Looks great Warner, can't wait to see the finished product. The pics look fine to me, but maybe you should talk to Festool about making a camera :thumbsup:


----------



## Paulie (Feb 11, 2009)

Hopefully it won't be black grout. I've learned to hate black grout. 

Looks good tho. 

Let me guess, Festool tile saw?

Why don't you get yourself a Festool camera?


----------



## Floormasta78 (Apr 6, 2011)

Can I brag about the tile and brick work. Using 253, and spectralock.. And 317 mud from laticrete.


----------



## TBFGhost (Oct 9, 2008)

Holy thread jack!


----------



## Dirtywhiteboy (Oct 15, 2010)

TBFGhost said:


> Holy thread jack!


WoW that's what I was thinking:jester:


----------



## WarnerConstInc. (Jan 30, 2008)

I had some issues last week with my 3 phase supply in the shop, but I was able to get back today and install the cherry strip and get the last of the tile cut. Tomorrow I will set the last of the tile and sand the cherry strip flush with the oak floor.


----------



## Jdub2083 (Dec 18, 2011)

WarnerConstInc. said:


> I had some issues last week with my 3 phase supply in the shop, but I was able to get back today and install the cherry strip and get the last of the tile cut. Tomorrow I will set the last of the tile and sand the cherry strip flush with the oak floor.
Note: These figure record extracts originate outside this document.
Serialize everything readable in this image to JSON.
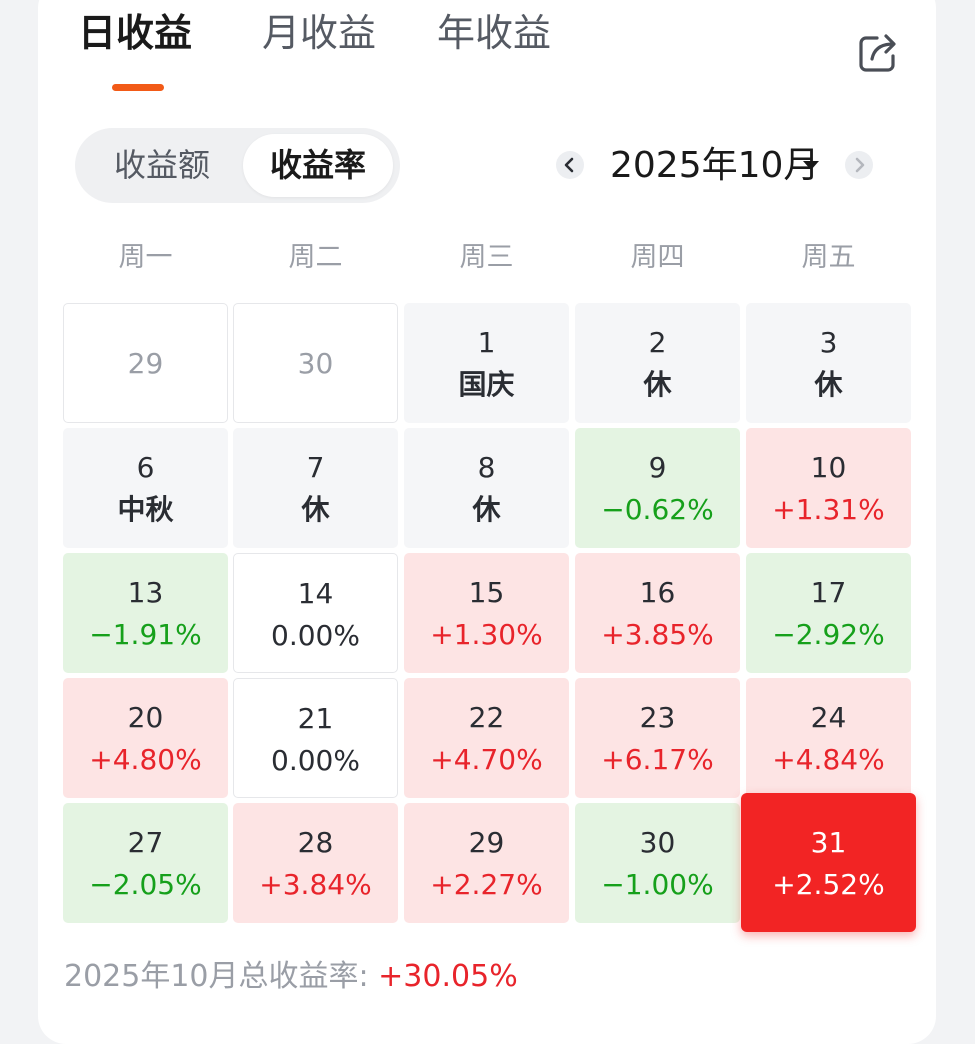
{
  "tabs": {
    "daily": "日收益",
    "monthly": "月收益",
    "yearly": "年收益"
  },
  "segment": {
    "amount": "收益额",
    "rate": "收益率"
  },
  "month": "2025年10月",
  "weekdays": [
    "周一",
    "周二",
    "周三",
    "周四",
    "周五"
  ],
  "cells": [
    {
      "day": "29",
      "sub": "",
      "state": "outside"
    },
    {
      "day": "30",
      "sub": "",
      "state": "outside"
    },
    {
      "day": "1",
      "sub": "国庆",
      "state": "holiday"
    },
    {
      "day": "2",
      "sub": "休",
      "state": "holiday"
    },
    {
      "day": "3",
      "sub": "休",
      "state": "holiday"
    },
    {
      "day": "6",
      "sub": "中秋",
      "state": "holiday"
    },
    {
      "day": "7",
      "sub": "休",
      "state": "holiday"
    },
    {
      "day": "8",
      "sub": "休",
      "state": "holiday"
    },
    {
      "day": "9",
      "sub": "−0.62%",
      "state": "down"
    },
    {
      "day": "10",
      "sub": "+1.31%",
      "state": "up"
    },
    {
      "day": "13",
      "sub": "−1.91%",
      "state": "down"
    },
    {
      "day": "14",
      "sub": "0.00%",
      "state": "flat"
    },
    {
      "day": "15",
      "sub": "+1.30%",
      "state": "up"
    },
    {
      "day": "16",
      "sub": "+3.85%",
      "state": "up"
    },
    {
      "day": "17",
      "sub": "−2.92%",
      "state": "down"
    },
    {
      "day": "20",
      "sub": "+4.80%",
      "state": "up"
    },
    {
      "day": "21",
      "sub": "0.00%",
      "state": "flat"
    },
    {
      "day": "22",
      "sub": "+4.70%",
      "state": "up"
    },
    {
      "day": "23",
      "sub": "+6.17%",
      "state": "up"
    },
    {
      "day": "24",
      "sub": "+4.84%",
      "state": "up"
    },
    {
      "day": "27",
      "sub": "−2.05%",
      "state": "down"
    },
    {
      "day": "28",
      "sub": "+3.84%",
      "state": "up"
    },
    {
      "day": "29",
      "sub": "+2.27%",
      "state": "up"
    },
    {
      "day": "30",
      "sub": "−1.00%",
      "state": "down"
    },
    {
      "day": "31",
      "sub": "+2.52%",
      "state": "selected"
    }
  ],
  "summary": {
    "label": "2025年10月总收益率: ",
    "value": "+30.05%"
  },
  "colors": {
    "accent": "#f25a17",
    "up": "#e8242b",
    "down": "#16a01b",
    "selected": "#f22424"
  }
}
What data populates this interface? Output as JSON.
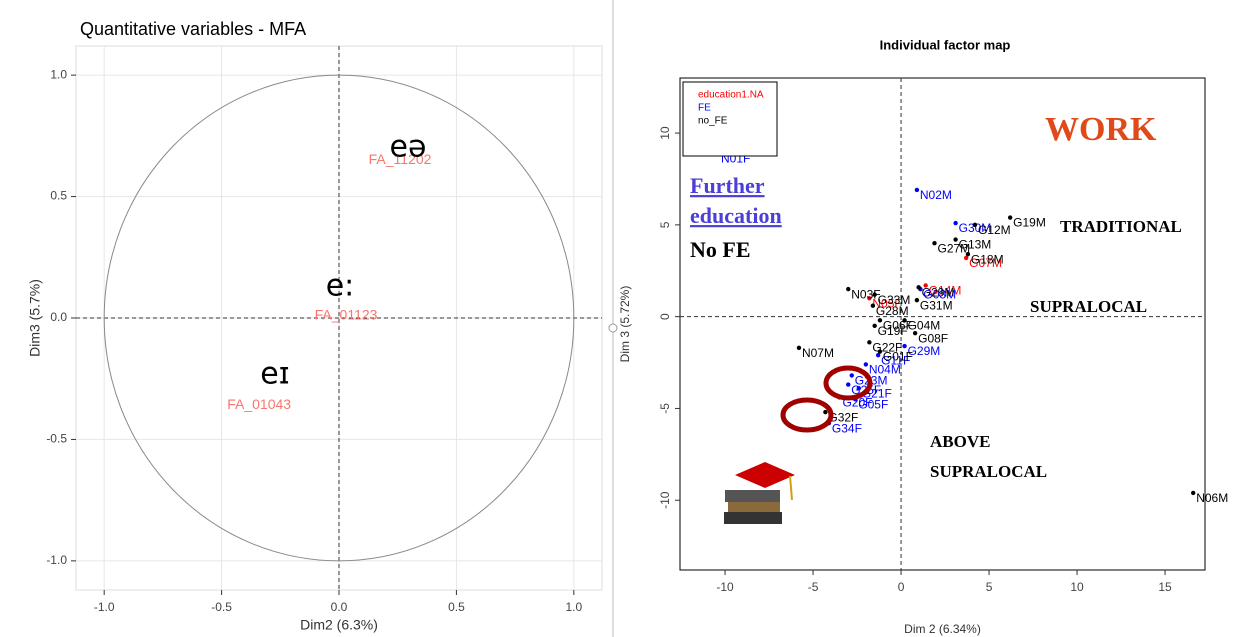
{
  "chart_data": [
    {
      "type": "scatter",
      "title": "Quantitative variables - MFA",
      "xlabel": "Dim2 (6.3%)",
      "ylabel": "Dim3 (5.7%)",
      "xlim": [
        -1.12,
        1.12
      ],
      "ylim": [
        -1.12,
        1.12
      ],
      "xticks": [
        {
          "value": -1,
          "label": "-1.0"
        },
        {
          "value": -0.5,
          "label": "-0.5"
        },
        {
          "value": 0,
          "label": "0.0"
        },
        {
          "value": 0.5,
          "label": "0.5"
        },
        {
          "value": 1,
          "label": "1.0"
        }
      ],
      "yticks": [
        {
          "value": -1,
          "label": "-1.0"
        },
        {
          "value": -0.5,
          "label": "-0.5"
        },
        {
          "value": 0,
          "label": "0.0"
        },
        {
          "value": 0.5,
          "label": "0.5"
        },
        {
          "value": 1,
          "label": "1.0"
        }
      ],
      "grid": true,
      "color": "#f8766d",
      "hlines": [
        0
      ],
      "vlines": [
        0
      ],
      "labels": [
        "FA_11202",
        "FA_01123",
        "FA_01043"
      ],
      "x": [
        0.26,
        0.03,
        -0.34
      ],
      "values": [
        0.65,
        0.01,
        -0.36
      ],
      "annotations": [
        "eə",
        "e:",
        "eɪ"
      ]
    },
    {
      "type": "scatter",
      "title": "Individual factor map",
      "xlabel": "Dim 2 (6.34%)",
      "ylabel": "Dim 3 (5.72%)",
      "xlim": [
        -12.56,
        17.27
      ],
      "ylim": [
        -13.8,
        13.0
      ],
      "xticks": [
        -10,
        -5,
        0,
        5,
        10,
        15
      ],
      "yticks": [
        -10,
        -5,
        0,
        5,
        10
      ],
      "grid": false,
      "legend": "upper left",
      "hlines": [
        0
      ],
      "vlines": [
        0
      ],
      "series": [
        {
          "name": "education1.NA",
          "color": "#ff0000",
          "labels": [
            "N05F",
            "G07M",
            "G14M"
          ],
          "x": [
            -1.8,
            3.7,
            1.4
          ],
          "values": [
            1.0,
            3.2,
            1.7
          ]
        },
        {
          "name": "FE",
          "color": "#0000ff",
          "labels": [
            "N01F",
            "N02M",
            "G30M",
            "G03M",
            "G29M",
            "G11F",
            "N04M",
            "G23M",
            "G25F",
            "G21F",
            "G05F",
            "G20F",
            "G34F"
          ],
          "x": [
            -10.4,
            0.9,
            3.1,
            1.1,
            0.2,
            -1.3,
            -2.0,
            -2.8,
            -3.0,
            -2.4,
            -2.6,
            -3.5,
            -4.1
          ],
          "values": [
            8.9,
            6.9,
            5.1,
            1.5,
            -1.6,
            -2.1,
            -2.6,
            -3.2,
            -3.7,
            -3.9,
            -4.5,
            -4.4,
            -5.8
          ]
        },
        {
          "name": "no_FE",
          "color": "#000000",
          "labels": [
            "G19M",
            "G12M",
            "G13M",
            "G27M",
            "G18M",
            "N03F",
            "G33M",
            "G29M",
            "G28M",
            "G31M",
            "G06F",
            "G19F",
            "G04M",
            "G08F",
            "G22F",
            "G01F",
            "N07M",
            "N06M",
            "G32F"
          ],
          "x": [
            6.2,
            4.2,
            3.1,
            1.9,
            3.8,
            -3.0,
            -1.5,
            1.0,
            -1.6,
            0.9,
            -1.2,
            -1.5,
            0.2,
            0.8,
            -1.8,
            -1.2,
            -5.8,
            16.6,
            -4.3
          ],
          "values": [
            5.4,
            5.0,
            4.2,
            4.0,
            3.4,
            1.5,
            1.2,
            1.6,
            0.6,
            0.9,
            -0.2,
            -0.5,
            -0.2,
            -0.9,
            -1.4,
            -1.9,
            -1.7,
            -9.6,
            -5.2
          ]
        }
      ],
      "annotations": [
        "Further",
        "education",
        "No FE",
        "TRADITIONAL",
        "SUPRALOCAL",
        "ABOVE",
        "SUPRALOCAL",
        "WORK"
      ]
    }
  ]
}
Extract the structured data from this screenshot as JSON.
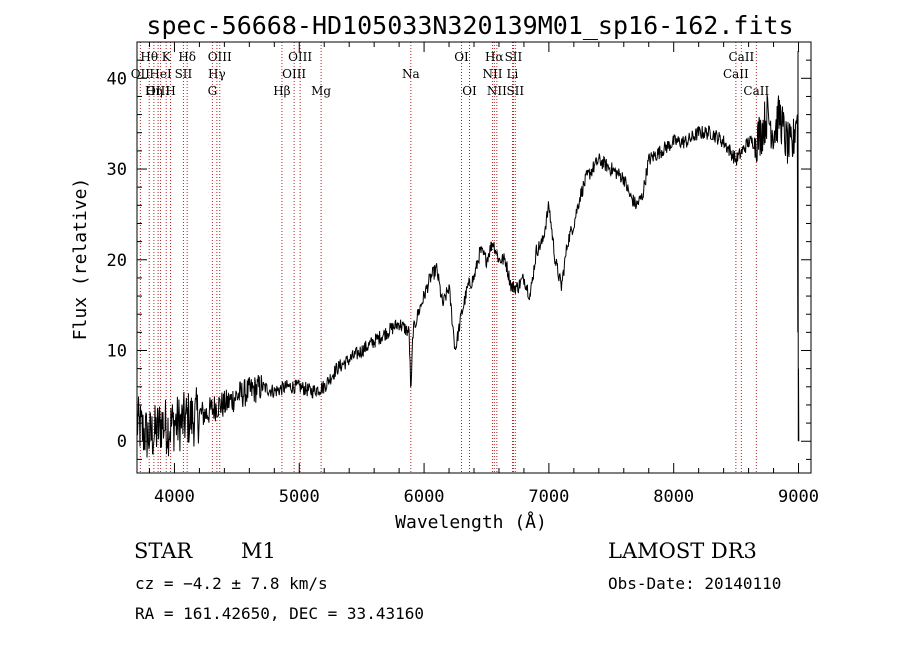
{
  "chart_data": {
    "type": "line",
    "title": "spec-56668-HD105033N320139M01_sp16-162.fits",
    "xlabel": "Wavelength (Å)",
    "ylabel": "Flux (relative)",
    "xlim": [
      3700,
      9100
    ],
    "ylim": [
      -3.5,
      44
    ],
    "xticks": [
      4000,
      5000,
      6000,
      7000,
      8000,
      9000
    ],
    "yticks": [
      0,
      10,
      20,
      30,
      40
    ],
    "grid": false,
    "spectrum_anchor_points": {
      "x": [
        3700,
        3750,
        3800,
        3850,
        3900,
        3950,
        4000,
        4050,
        4100,
        4150,
        4200,
        4250,
        4300,
        4350,
        4400,
        4500,
        4600,
        4700,
        4800,
        4900,
        5000,
        5100,
        5200,
        5300,
        5400,
        5500,
        5600,
        5700,
        5800,
        5880,
        5895,
        5910,
        5950,
        6000,
        6050,
        6100,
        6150,
        6200,
        6250,
        6300,
        6350,
        6400,
        6450,
        6500,
        6550,
        6600,
        6650,
        6700,
        6750,
        6800,
        6850,
        6900,
        6950,
        7000,
        7050,
        7100,
        7150,
        7200,
        7250,
        7300,
        7400,
        7500,
        7600,
        7650,
        7700,
        7750,
        7800,
        7900,
        8000,
        8100,
        8200,
        8300,
        8400,
        8500,
        8550,
        8600,
        8650,
        8700,
        8750,
        8800,
        8850,
        8900,
        8950,
        9000
      ],
      "y": [
        2,
        1,
        0.5,
        1,
        2,
        1.5,
        2,
        2,
        2.5,
        2.5,
        3,
        3,
        3.5,
        4,
        4,
        5,
        5.5,
        6,
        5.5,
        6,
        6,
        5.5,
        6,
        8,
        9,
        10,
        11,
        12,
        13,
        12,
        5,
        12,
        14,
        16,
        18,
        19,
        15,
        17,
        10,
        14,
        17,
        18,
        21,
        20,
        22,
        20,
        20,
        17,
        17,
        18,
        16,
        21,
        22,
        26,
        20,
        17,
        22,
        24,
        27,
        29,
        31,
        30,
        29,
        27,
        26,
        27,
        31,
        32,
        33,
        33,
        34,
        34,
        33,
        31,
        32,
        33,
        33,
        34,
        36,
        34,
        36,
        33,
        32,
        38
      ]
    },
    "emission_lines": [
      {
        "name": "Hθ",
        "wavelength": 3798,
        "row": 0
      },
      {
        "name": "OII",
        "wavelength": 3727,
        "row": 1
      },
      {
        "name": "OIII",
        "wavelength": 3869,
        "row": 2
      },
      {
        "name": "Hη",
        "wavelength": 3835,
        "row": 2
      },
      {
        "name": "K",
        "wavelength": 3934,
        "row": 0
      },
      {
        "name": "HeI",
        "wavelength": 3889,
        "row": 1
      },
      {
        "name": "SII",
        "wavelength": 4072,
        "row": 1
      },
      {
        "name": "H",
        "wavelength": 3969,
        "row": 2
      },
      {
        "name": "Hδ",
        "wavelength": 4102,
        "row": 0
      },
      {
        "name": "OIII",
        "wavelength": 4363,
        "row": 0
      },
      {
        "name": "Hγ",
        "wavelength": 4340,
        "row": 1
      },
      {
        "name": "G",
        "wavelength": 4304,
        "row": 2
      },
      {
        "name": "Hβ",
        "wavelength": 4861,
        "row": 2
      },
      {
        "name": "OIII",
        "wavelength": 5007,
        "row": 0
      },
      {
        "name": "OIII",
        "wavelength": 4959,
        "row": 1
      },
      {
        "name": "Mg",
        "wavelength": 5175,
        "row": 2
      },
      {
        "name": "Na",
        "wavelength": 5894,
        "row": 1
      },
      {
        "name": "OI",
        "wavelength": 6300,
        "row": 0
      },
      {
        "name": "OI",
        "wavelength": 6364,
        "row": 2
      },
      {
        "name": "Hα",
        "wavelength": 6563,
        "row": 0
      },
      {
        "name": "SII",
        "wavelength": 6716,
        "row": 0
      },
      {
        "name": "NII",
        "wavelength": 6548,
        "row": 1
      },
      {
        "name": "Li",
        "wavelength": 6708,
        "row": 1
      },
      {
        "name": "NII",
        "wavelength": 6583,
        "row": 2
      },
      {
        "name": "SII",
        "wavelength": 6731,
        "row": 2
      },
      {
        "name": "CaII",
        "wavelength": 8542,
        "row": 0
      },
      {
        "name": "CaII",
        "wavelength": 8498,
        "row": 1
      },
      {
        "name": "CaII",
        "wavelength": 8662,
        "row": 2
      }
    ]
  },
  "info": {
    "class_label": "STAR",
    "subclass": "M1",
    "survey": "LAMOST DR3",
    "cz_line": "cz = −4.2 ± 7.8 km/s",
    "obs_date": "Obs-Date: 20140110",
    "coords": "RA = 161.42650, DEC =  33.43160"
  },
  "colors": {
    "spectrum": "#000000",
    "line_marker": "#b22222",
    "axes": "#000000"
  }
}
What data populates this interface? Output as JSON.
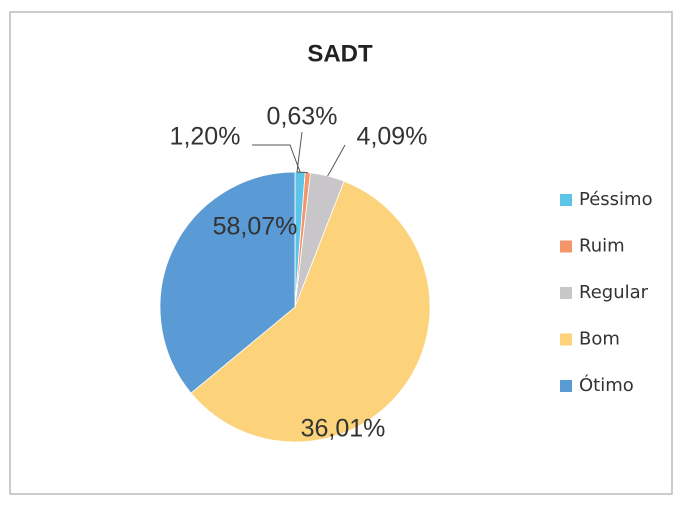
{
  "chart_data": {
    "type": "pie",
    "title": "SADT",
    "categories": [
      "Péssimo",
      "Ruim",
      "Regular",
      "Bom",
      "Ótimo"
    ],
    "values": [
      1.2,
      0.63,
      4.09,
      58.07,
      36.01
    ],
    "value_labels": [
      "1,20%",
      "0,63%",
      "4,09%",
      "58,07%",
      "36,01%"
    ],
    "colors": [
      "#5bc4e8",
      "#f4956a",
      "#c8c6c8",
      "#fcd27a",
      "#5b9bd5"
    ],
    "legend": "right"
  }
}
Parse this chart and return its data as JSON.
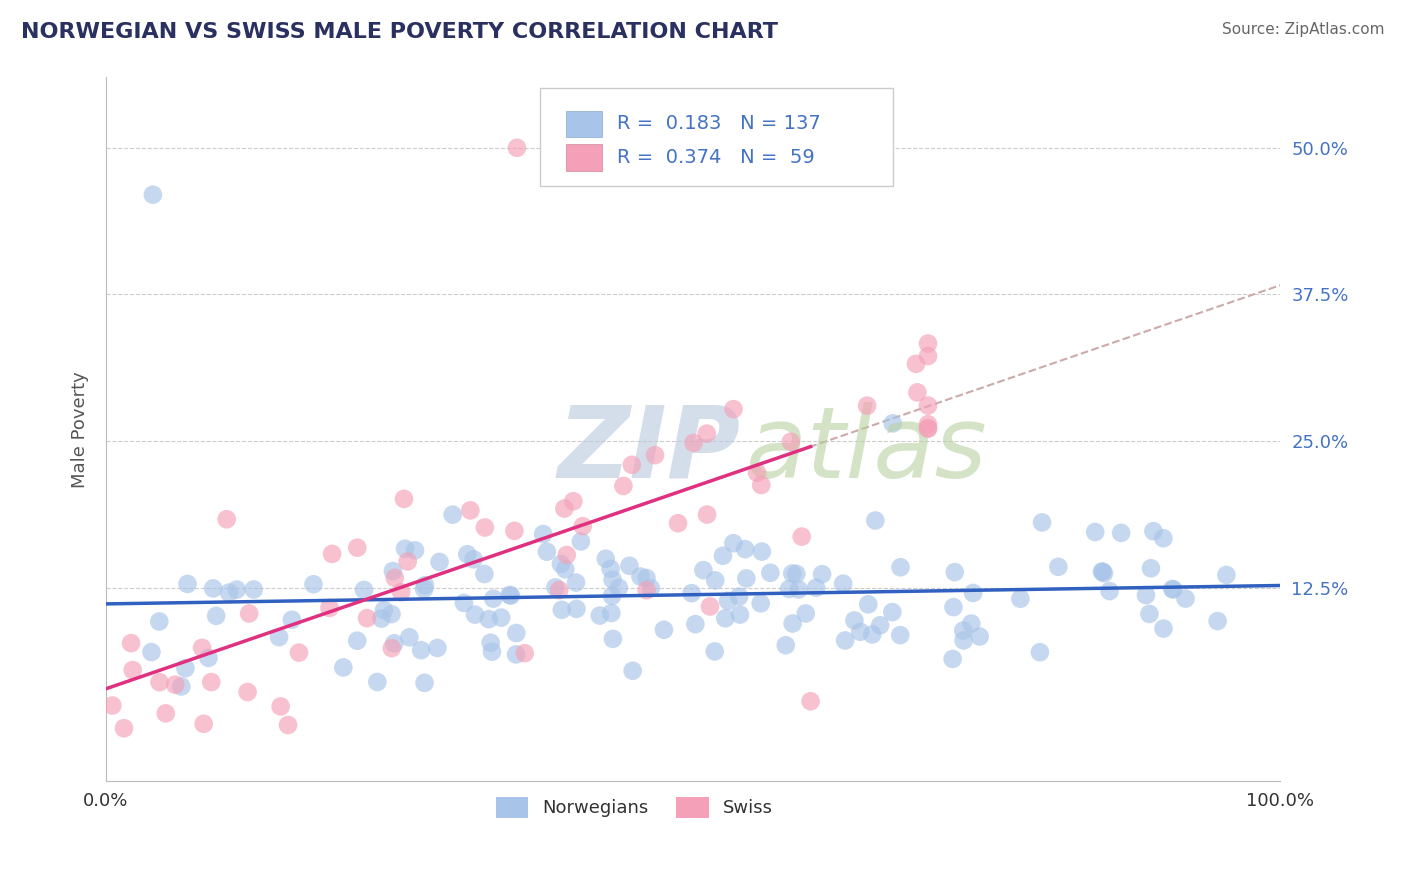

Looks great. Nice clean job. :thumbup:


----------



## dkillianjr (Aug 28, 2006)

Very nice Darcy!:thumbup:



Dave


----------



## WarnerConstInc. (Jan 30, 2008)

Set last tile, sanded cherry flush to to oak floors, cleaned and put a coat of bona seal on the wood. 

Customer picked up his urethane grout today. Top coat wood tomorrow, grout and go pick up new casings and base boards for the rest of the room.


----------



## Tinstaafl (Jan 6, 2008)

WarnerConstInc. said:


> Tomorrow I will set the last of the tile and sand the cherry strip flush with the oak floor.





WarnerConstInc. said:


> Set last tile, sanded cherry flush to to oak floors, cleaned and put a coat of bona seal on the wood.


Why does it look as though you sanded the _oak_ down to be flush with the cherry?


----------



## skillman (Sep 23, 2011)

Looks good tile work but not likein the sandied line on curve radius wood floor.


----------



## WarnerConstInc. (Jan 30, 2008)

Tinstaafl said:


> Why does it look as though you sanded the _oak_ down to be flush with the cherry?


I had to kiss the oak to make it nice and flat.

It has one coat of the sealer. I still have to screen between coats and put on at least two more top coats. I believe I said that already.


----------



## WarnerConstInc. (Jan 30, 2008)

skillman said:


> Looks good tile work but not likein the sandied line on curve radius wood floor.


Needs two to three coats of Bona mega on it yet. Just got the bona seal on it. Does anyone read?


----------



## skillman (Sep 23, 2011)

WarnerConstInc. said:


> Needs two to three coats of Bona mega on it yet. Just got the bona seal on it. Does anyone read?


Okay sorry.:thumbsup:


----------



## Tinstaafl (Jan 6, 2008)

WarnerConstInc. said:


> Does anyone read?


Jeeze, don't have a cow, man. :laughing:

I freely admit that I lack experience with that sort of finishing, so don't have a real idea of how it's going to look when all is said and done. It's just that those pics at that stage look alarmingly different from the work you normally post. :thumbsup:


----------



## WarnerConstInc. (Jan 30, 2008)

skillman said:


> Looks good tile work but not likein the sandied line on curve radius wood floor.





skillman said:


> Okay sorry.:thumbsup:


It will disappear when I am done. I might have to get my buffing pad out for my Rotex to finish the blend off. 

I did the oak floors 2 years ago with bona seal and then 3 coats of bona mega, with a screen between coats.


----------



## WarnerConstInc. (Jan 30, 2008)

Tinstaafl said:


> Jeeze, don't have a cow, man. :laughing:
> 
> I freely admit that I lack experience with that sort of finishing, so don't have a real idea of how it's going to look when all is said and done. It's just that those pics at that stage look alarmingly different from the work you normally post. :thumbsup:


Then you should know I gots mores to do's.:laughing:

I can put all 3 coats on tomorrow, about 90 minutes between coats.


----------



## TNTRenovate (Aug 19, 2010)

Looks great! Can't wait to see the finished floor and how it blends. Would make a great video from start to finish.


----------



## WarnerConstInc. (Jan 30, 2008)

Well, I got the floor finish blended pretty well. The oak is a little lighter right around the cherry strip, but after a phone call to Bona, I realized that water based floor finishes are a real pia to blend in. I was assured the new blend will darken up a little as time goes by. 

Grouted with Trucolor by Bostik in storm gray. 

I shall start the trim work in the room now. 

I will get some better pictures for bifocal Angus when I go back later today and clean up my mess.


----------



## angus242 (Oct 20, 2007)

WarnerConstInc. said:


> I will get some better pictures for bifocal Angus when I go back later today and clean up my mess.


As I'm trying to figure out the tilt angle of the goggles to read this....:laughing::nerd:


----------